André Kosters / Lusa

O Ministro da Saúde, Adalberto Campos Fernandes

O Ministério da Saúde está a trabalhar com as escolas para que, no momento das matrículas, seja possível identificar quais são as crianças que não estão vacinadas. A ideia será que os pais assinem um documento como forma de “co-responsabilização formal”.

Em entrevista ao jornal Público, o ministro da Saúde, Adalberto Campos Fernandes, avançou algumas das novidades do novo modelo de governação do Plano Nacional de Vacinação (PNV), que vai ser apresentado esta quinta-feira para assinalar o Dia da Criança.

“Vamos apresentar um reforço da cooperação entre o setor da saúde e os múltiplos parceiros sociais, com particular enfoque numa parceria reforçada com a comunidade educativa, envolvendo as famílias e as escolas. Queremos introduzir medidas que vão no sentido de fazer um maior apelo à responsabilização individual e coletiva e nomeadamente no que diz respeito aos pais”, explica.

Por isso, campanhas regulares que divulguem as vantagens da vacinação (duas vezes por ano), o alargamento dos pontos de vacinação, a adaptação dos horários às necessidades das famílias e o boletim de vacinas eletrónico são algumas das apostas.

Relativamente às crianças não vacinadas, um tema muito falado depois da jovem de 17 anos que faleceu, no passado mês de abril, com sarampo, o ministro admite ao jornal que está a trabalhar com as escolas para que estes menores sejam identificados, por exemplo, no momento das matrículas.
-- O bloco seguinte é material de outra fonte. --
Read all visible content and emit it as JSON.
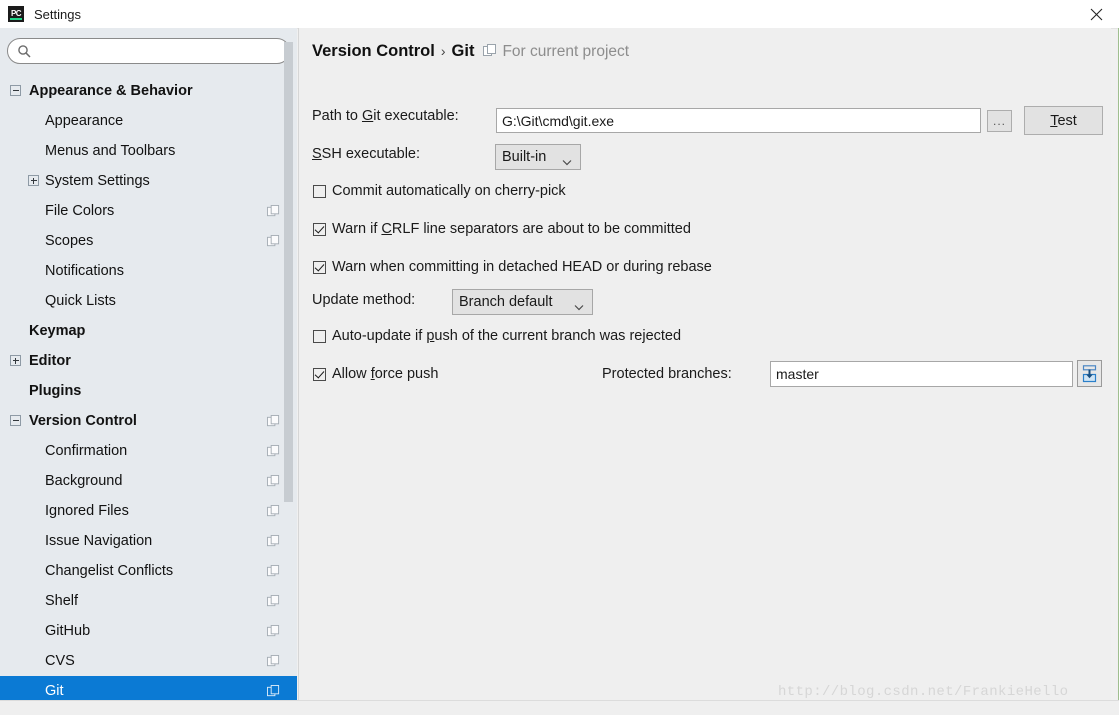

A ideia é que as famílias destes alunos sejam contactadas e lhes seja passada informação sobre a importância da vacinação, para que possa haver aquilo que chama de “co-responsabilização formal dos pais”. “No essencial pretende-se assegurar um processo de co-responsabilização formal dos pais e educadores que seja suportado num elevado grau de informação e torne claras as consequências da opção pela não-vacinação não apenas no plano individual mas também no plano comunitário”, explica.

Apesar de ainda não haver uma solução definitiva, o ministro esclarece que um documento escrito, assinado por estes pais que mesmo assim não querem vacinar os filhos, é a “possibilidade mais prática”. “Está neste momento em processo legislativo e contamos que durante o mês de junho esteja aprovado para entrar a tempo do próximo ano letivo”, diz.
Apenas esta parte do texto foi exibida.